S_Punk....you sort of put yourself in this uncomfortable position because you just "let it go." You don't didn't stand up. I'm not saying that you should start a fight with your husband.....but you do teach people how to treat you. Tell your husband "At least I'm encouraging your parents to give name suggestions. That shows open-minded on my part. Whereas you on the other hand have totally forbidden me from any involvement in this matter when I'm the child's mother....which not only shows closed-mindedness on your part but disrespect as well." Broach the subject again....and if he throws another hissy fit...pull back from him. Pulling back from him will let him know you're being serious and that you won't be manipulated. God...I have a ton of papers to grade....and husband's comment still irks me.
He wants there to be complete naming authority given to his father, no questions asked. he says he wants absolutely NO involvement from me regarding the name. =| His reasoning for me not having involvement is..."my parents aren't naming our baby 'king kong' or something, why do you have a problem with it?". my husband hasn't considered my parents thoughts on the matter at all. This is their first grandchild, and the first boy in our family. He won't budge from his father solely choosing the name though. I don't know how to explain to him that asking for another suggestion in not at all wrong or disrespectful. He just expects me to blindly say yes to whatever him and his family want.
^Civilized people agree this is no way for a gentleman to talk to his pregnant wife.
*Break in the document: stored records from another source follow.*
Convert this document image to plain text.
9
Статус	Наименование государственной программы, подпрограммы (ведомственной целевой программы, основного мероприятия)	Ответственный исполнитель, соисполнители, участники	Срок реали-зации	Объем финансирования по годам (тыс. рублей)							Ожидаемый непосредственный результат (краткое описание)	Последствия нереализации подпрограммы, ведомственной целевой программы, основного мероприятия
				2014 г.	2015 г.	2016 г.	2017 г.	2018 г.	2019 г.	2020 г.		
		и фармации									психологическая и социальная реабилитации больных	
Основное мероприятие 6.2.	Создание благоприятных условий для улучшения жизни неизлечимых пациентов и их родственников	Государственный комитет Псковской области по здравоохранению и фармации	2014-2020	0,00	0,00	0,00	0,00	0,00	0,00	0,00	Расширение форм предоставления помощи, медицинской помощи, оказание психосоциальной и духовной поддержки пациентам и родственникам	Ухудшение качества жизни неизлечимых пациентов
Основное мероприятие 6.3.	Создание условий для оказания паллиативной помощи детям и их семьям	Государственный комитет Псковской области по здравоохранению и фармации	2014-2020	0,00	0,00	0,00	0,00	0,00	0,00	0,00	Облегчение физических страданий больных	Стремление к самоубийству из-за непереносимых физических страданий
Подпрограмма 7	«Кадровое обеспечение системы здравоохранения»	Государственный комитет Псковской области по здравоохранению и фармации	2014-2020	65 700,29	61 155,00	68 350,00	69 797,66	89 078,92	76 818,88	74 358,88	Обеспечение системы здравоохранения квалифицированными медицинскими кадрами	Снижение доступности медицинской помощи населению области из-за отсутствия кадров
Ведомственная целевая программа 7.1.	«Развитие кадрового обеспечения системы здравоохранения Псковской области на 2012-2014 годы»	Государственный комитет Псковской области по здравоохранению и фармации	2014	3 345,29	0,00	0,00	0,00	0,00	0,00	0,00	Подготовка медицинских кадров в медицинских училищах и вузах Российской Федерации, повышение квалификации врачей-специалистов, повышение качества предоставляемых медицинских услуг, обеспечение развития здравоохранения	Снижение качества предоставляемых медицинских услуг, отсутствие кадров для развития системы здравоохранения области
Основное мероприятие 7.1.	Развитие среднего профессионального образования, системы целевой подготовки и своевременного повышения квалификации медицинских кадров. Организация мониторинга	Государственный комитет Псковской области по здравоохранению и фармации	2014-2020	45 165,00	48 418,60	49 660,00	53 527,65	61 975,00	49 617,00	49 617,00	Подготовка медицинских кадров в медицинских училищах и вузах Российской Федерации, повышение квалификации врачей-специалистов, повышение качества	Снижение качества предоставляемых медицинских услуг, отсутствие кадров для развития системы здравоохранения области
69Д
My way or the highway is not a recipe for a healthy marriage. If a man wants sole veto power over matters concerning his offspring, he should grow a uterus and have the baby himself. Otherwise eat some humble pie and learn to expect "involvement" from his wife. This is a marriage, not Kim Jong's dictatorship.
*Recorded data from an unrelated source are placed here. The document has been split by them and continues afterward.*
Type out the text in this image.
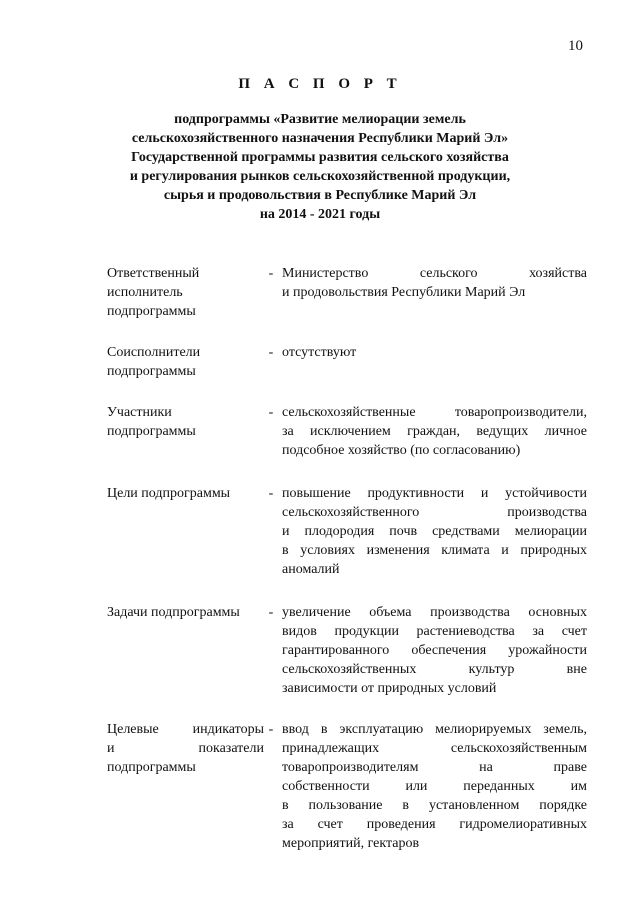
10
П А С П О Р Т
подпрограммы «Развитие мелиорации земель
сельскохозяйственного назначения Республики Марий Эл»
Государственной программы развития сельского хозяйства
и регулирования рынков сельскохозяйственной продукции,
сырья и продовольствия в Республике Марий Эл
на 2014 - 2021 годы
Ответственный
исполнитель
подпрограммы
- Министерство сельского хозяйства
и продовольствия Республики Марий Эл
Соисполнители
подпрограммы
- отсутствуют
Участники
подпрограммы
- сельскохозяйственные товаропроизводители,
за исключением граждан, ведущих личное
подсобное хозяйство (по согласованию)
Цели подпрограммы	- повышение продуктивности и устойчивости
сельскохозяйственного производства
и плодородия почв средствами мелиорации
в условиях изменения климата и природных
аномалий
Задачи подпрограммы	- увеличение объема производства основных
видов продукции растениеводства за счет
гарантированного обеспечения урожайности
сельскохозяйственных культур вне
зависимости от природных условий
Целевые индикаторы
и показатели
подпрограммы
- ввод в эксплуатацию мелиорируемых земель,
принадлежащих сельскохозяйственным
товаропроизводителям на праве
собственности или переданных им
в пользование в установленном порядке
за счет проведения гидромелиоративных
мероприятий, гектаров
Beleive me lot will come along after this so try to be firm with your husband NOW.......I know it must be hard for you going through a new mom phase right now but your husband should understand this that it is your child he is talking about not his only......try to make him understand that the child is Ours so we need to take the mutual decisions about him it is not going to be your way only..... Andbe persistent or he will dismiss your opinions in future also.
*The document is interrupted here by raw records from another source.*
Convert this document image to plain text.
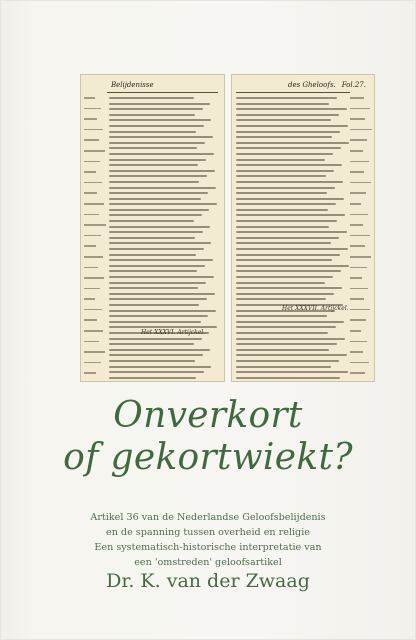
Belijdenisse
Het XXXVI. Artijckel.
des Gheloofs. Fol.27.
Het XXXVII. Artijckel.
Onverkort
of gekortwiekt?
Artikel 36 van de Nederlandse Geloofsbelijdenis
en de spanning tussen overheid en religie
Een systematisch-historische interpretatie van
een 'omstreden' geloofsartikel
Dr. K. van der Zwaag
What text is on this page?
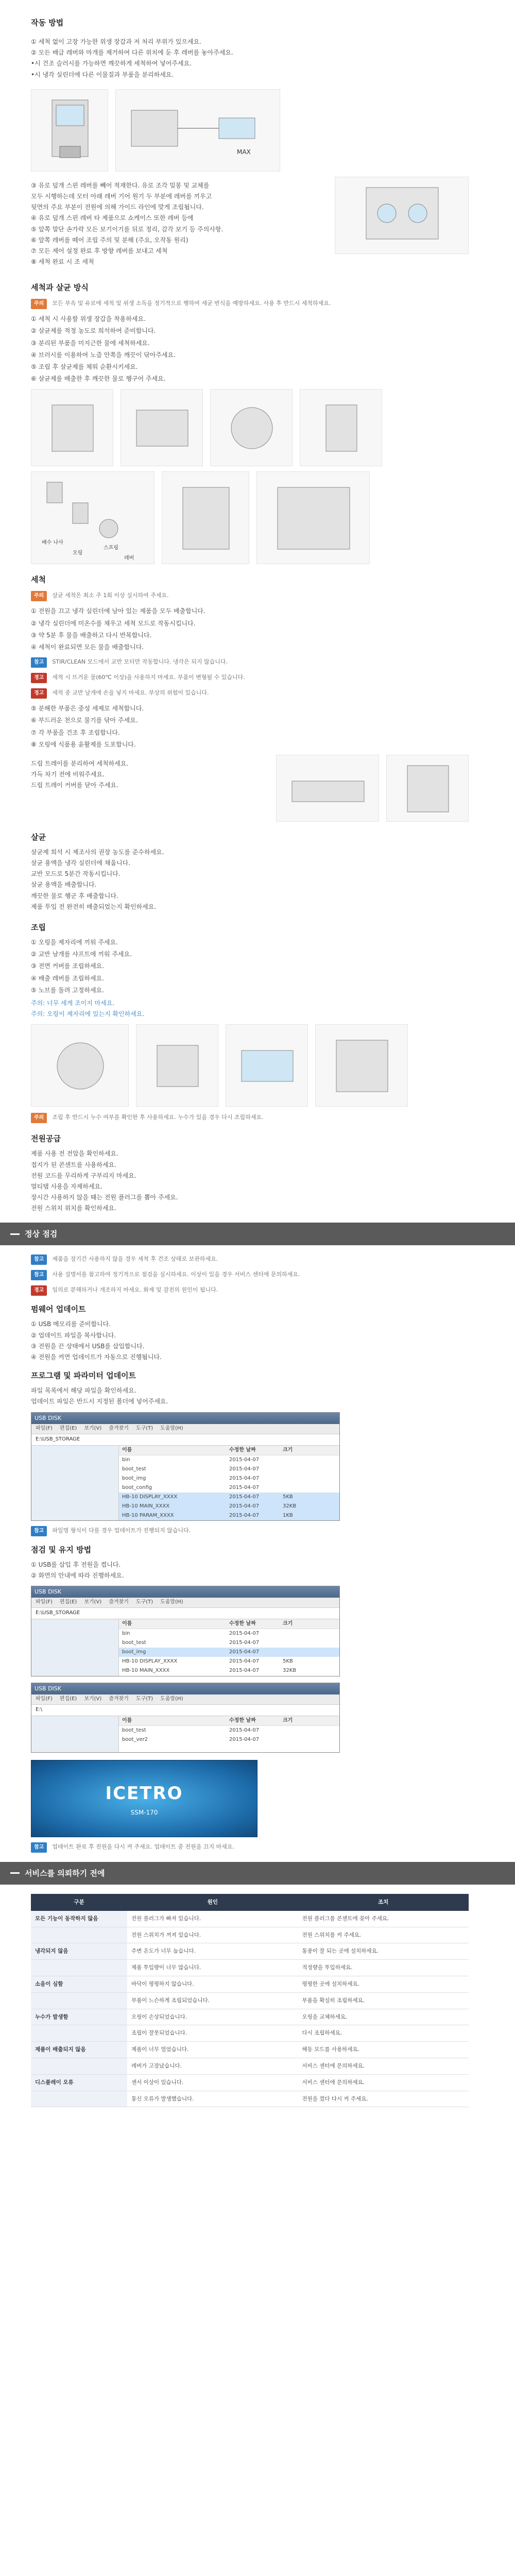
작동 방법
① 세척 없이 고장 가능한 위생 장갑과 저 처리 부위가 있으세요.
② 모든 배급 레버와 마개를 제거하여 다른 위치에 둔 후 레버를 놓아주세요.
•시 건조 슬러시를 가능하면 깨끗하게 세척하여 넣어주세요.
•시 냉각 실린더에 다른 이물질과 부품을 분리하세요.
MAX
③ 유로 덮개 스핀 레버를 빼어 적재한다. 유로 조각 밀봉 및 교체를
모두 시행하는데 모터 아래 레버 기어 원기 두 부분에 레버를 끼우고
뒷면의 주요 부분이 전원에 의해 가이드 라인에 맞게 조립됩니다.
④ 유로 덮개 스핀 레버 타 제품으로 쇼케이스 또한 레버 등에
⑤ 앞쪽 말단 손가락 모든 보기이기를 뒤로 정리, 감각 보기 등 주의사항.
⑥ 앞쪽 레버를 떼어 조립 주의 및 분해 (주요, 오작동 원리)
⑦ 모든 제어 설정 완료 후 방향 레버를 보내고 세척
⑧ 세척 완료 시 조 세척
세척과 살균 방식
주의	모든 부속 및 유로에 세척 및 위생 소독을 정기적으로 행하여 세균 번식을 예방하세요. 사용 후 반드시 세척하세요.
① 세척 시 사용할 위생 장갑을 착용하세요.
② 살균제를 적정 농도로 희석하여 준비합니다.
③ 분리된 부품을 미지근한 물에 세척하세요.
④ 브러시를 이용하여 노즐 안쪽을 깨끗이 닦아주세요.
⑤ 조립 후 살균제를 채워 순환시키세요.
⑥ 살균제를 배출한 후 깨끗한 물로 헹구어 주세요.
배수 나사
오링
스프링
레버
세척
주의	살균 세척은 최소 주 1회 이상 실시하여 주세요.
① 전원을 끄고 냉각 실린더에 남아 있는 제품을 모두 배출합니다.
② 냉각 실린더에 미온수를 채우고 세척 모드로 작동시킵니다.
③ 약 5분 후 물을 배출하고 다시 반복합니다.
④ 세척이 완료되면 모든 물을 배출합니다.
참고	STIR/CLEAN 모드에서 교반 모터만 작동합니다. 냉각은 되지 않습니다.
경고	세척 시 뜨거운 물(60℃ 이상)을 사용하지 마세요. 부품이 변형될 수 있습니다.
경고	세척 중 교반 날개에 손을 넣지 마세요. 부상의 위험이 있습니다.
⑤ 분해한 부품은 중성 세제로 세척합니다.
⑥ 부드러운 천으로 물기를 닦아 주세요.
⑦ 각 부품을 건조 후 조립합니다.
⑧ 오링에 식품용 윤활제를 도포합니다.
드립 트레이를 분리하여 세척하세요.
가득 차기 전에 비워주세요.
드립 트레이 커버를 닫아 주세요.
살균
살균제 희석 시 제조사의 권장 농도를 준수하세요.
살균 용액을 냉각 실린더에 채웁니다.
교반 모드로 5분간 작동시킵니다.
살균 용액을 배출합니다.
깨끗한 물로 헹군 후 배출합니다.
제품 투입 전 완전히 배출되었는지 확인하세요.
조립
① 오링을 제자리에 끼워 주세요.
② 교반 날개를 샤프트에 끼워 주세요.
③ 전면 커버를 조립하세요.
④ 배출 레버를 조립하세요.
⑤ 노브를 돌려 고정하세요.
주의: 너무 세게 조이지 마세요.
주의: 오링이 제자리에 있는지 확인하세요.
주의	조립 후 반드시 누수 여부를 확인한 후 사용하세요. 누수가 있을 경우 다시 조립하세요.
전원공급
제품 사용 전 전압을 확인하세요.
접지가 된 콘센트를 사용하세요.
전원 코드를 무리하게 구부리지 마세요.
멀티탭 사용을 자제하세요.
장시간 사용하지 않을 때는 전원 플러그를 뽑아 주세요.
전원 스위치 위치를 확인하세요.
정상 점검
참고	제품을 장기간 사용하지 않을 경우 세척 후 건조 상태로 보관하세요.
참고	사용 설명서를 참고하여 정기적으로 점검을 실시하세요. 이상이 있을 경우 서비스 센터에 문의하세요.
경고	임의로 분해하거나 개조하지 마세요. 화재 및 감전의 원인이 됩니다.
펌웨어 업데이트
① USB 메모리를 준비합니다.
② 업데이트 파일을 복사합니다.
③ 전원을 끈 상태에서 USB를 삽입합니다.
④ 전원을 켜면 업데이트가 자동으로 진행됩니다.
프로그램 및 파라미터 업데이트
파일 목록에서 해당 파일을 확인하세요.
업데이트 파일은 반드시 지정된 폴더에 넣어주세요.
USB DISK
파일(F) 편집(E) 보기(V) 즐겨찾기 도구(T) 도움말(H)
E:\USB_STORAGE
이름	수정한 날짜	크기
bin	2015-04-07
boot_test	2015-04-07
boot_img	2015-04-07
boot_config	2015-04-07
HB-10 DISPLAY_XXXX	2015-04-07	5KB
HB-10 MAIN_XXXX	2015-04-07	32KB
HB-10 PARAM_XXXX	2015-04-07	1KB
참고	파일명 형식이 다를 경우 업데이트가 진행되지 않습니다.
점검 및 유지 방법
① USB를 삽입 후 전원을 켭니다.
② 화면의 안내에 따라 진행하세요.
USB DISK
파일(F) 편집(E) 보기(V) 즐겨찾기 도구(T) 도움말(H)
E:\USB_STORAGE
이름	수정한 날짜	크기
bin	2015-04-07
boot_test	2015-04-07
boot_img	2015-04-07
HB-10 DISPLAY_XXXX	2015-04-07	5KB
HB-10 MAIN_XXXX	2015-04-07	32KB
USB DISK
파일(F) 편집(E) 보기(V) 즐겨찾기 도구(T) 도움말(H)
E:\
이름	수정한 날짜	크기
boot_test	2015-04-07
boot_ver2	2015-04-07
ICETRO
SSM-170
참고	업데이트 완료 후 전원을 다시 켜 주세요. 업데이트 중 전원을 끄지 마세요.
서비스를 의뢰하기 전에
구분	원인	조치
모든 기능이 동작하지 않음	전원 플러그가 빠져 있습니다.	전원 플러그를 콘센트에 꽂아 주세요.
	전원 스위치가 꺼져 있습니다.	전원 스위치를 켜 주세요.
냉각되지 않음	주변 온도가 너무 높습니다.	통풍이 잘 되는 곳에 설치하세요.
	제품 투입량이 너무 많습니다.	적정량을 투입하세요.
소음이 심함	바닥이 평평하지 않습니다.	평평한 곳에 설치하세요.
	부품이 느슨하게 조립되었습니다.	부품을 확실히 조립하세요.
누수가 발생함	오링이 손상되었습니다.	오링을 교체하세요.
	조립이 잘못되었습니다.	다시 조립하세요.
제품이 배출되지 않음	제품이 너무 얼었습니다.	해동 모드를 사용하세요.
	레버가 고장났습니다.	서비스 센터에 문의하세요.
디스플레이 오류	센서 이상이 있습니다.	서비스 센터에 문의하세요.
	통신 오류가 발생했습니다.	전원을 껐다 다시 켜 주세요.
As several others have mentioned, this is totally unacceptable behavior from him! You’re the one going through pregnancy, giving birth, and I imagine you’ll the one who’ll take care of the baby most of the time. And this is your 1st child. For him to DICTATE that you have absolutely no involvement in what the child will be referred to the rest of his life is beyond ridiculous! It one thing that he, as the father, doesn’t give a sh*t. But he has no right to tell you to “stay out of it”!
You really need to put your foot down on this. I know it seems like 1 issue…but you should not let him disrespect you, and have total disregard for your feelings when it comes to your child on this critical issue. This will only set the “stage” for future behavior.
Talk to the FIL yourself. And tell your husband that he can do whatever he likes…but that you plan on being involved in EVERY aspect of your child life…including his name!
LOL. I am sorry but this is really silly here. All of you who are telling her to bring in the argument that she is the one who is gonna give birth to the child, etc etc…well that’s really lame! She is giving birth to the kid but she def needed him to have the baby :halo: so high time we stop playing this “oh my kid…” emotional blackmail.
I am nt saying what he is doing is right, it definately is not and she should step up and let him know that. However, giving him silly and lame arguments like some of you guys have suggested is only gonna make things worse.